Mapperley Minister's Monday Morning Mail, 15th July 2013


Loving God | Loving Each Other | Loving our Community

Good Morning!


Yesterday morning was the last in our series on the first few chapters of Joshua – we'll be coming back to carry on the story next year.


One thing that really struck me is that we think of Joshua as all about the invasion and conquest of Canaan, but actually it's much more about the people's relationship with God. So as we looked at chapter 6 yesterday, we only just got to the first battle, and even that is completely overshadowed by God's conversation with Joshua.


As Christians, we find it really easy to just assume that God is on our side. We've been watching the BBC drama The White Queen for the last few weeks, and last week they made a point of showing several different sides in the Wars of the Roses all praying to the same God before the same battle and asking for his help. But that's not how God works. He isn't a slot machine God who we can manipulate by saying the right prayers and doing the right things to get him onto our side.


He is a God who loves us, and wants what is best for us, which is for us to be in a relationship with him and to be following him in this world. But so often we turn it round and treat him like a God who should follow us.


Which is part of the reason Joshua 5 and 6 are so striking. Instead of just attacking and asking God to bless their attack, Joshua stops and recommits the whole nation to God, then celebrates the Passover which remembers how God rescued them from Egypt. At the end of chapter 5, Joshua then meets Jesus in person and asks him this:


Joshua went up to him and asked, "Are you for us or for our enemies?"

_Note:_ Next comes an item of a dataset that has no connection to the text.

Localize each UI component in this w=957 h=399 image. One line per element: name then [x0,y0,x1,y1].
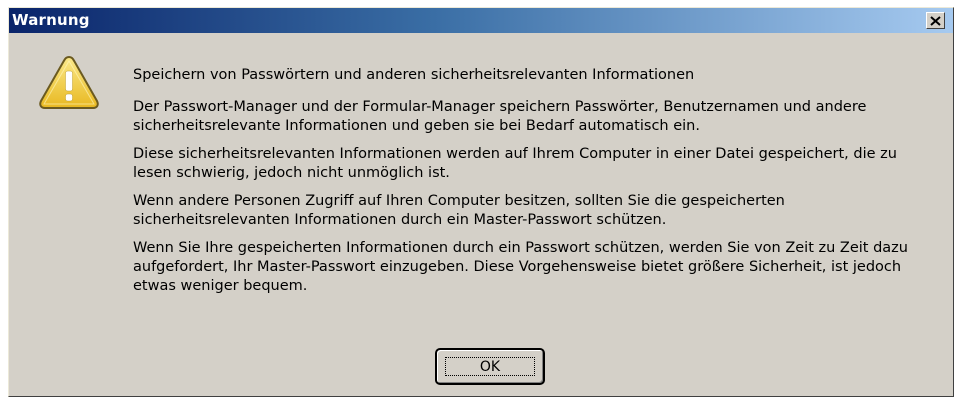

"Neither," he replied, "but as commander of the army of the Lord I have now come." Then Joshua fell facedown to the ground in reverence, and asked him, "What message does my Lord have for his servant?"


If only Christians read their Bibles a little more and tried to invoke God to our own pet causes a little less! If only we stopped to listen to him more, and assumed we knew his plan a little less! If only we had the humility to ask him what he wants us to do rather than asking him to bless us in what we were going to do anyway!


Prayer is not just about us asking God to give us the desires of our hearts, though he loves to listen to us; it's about us giving our hearts to God so that we may desire what is truly valuable.


May God grant us grace to long for him this week, and to follow in all his ways!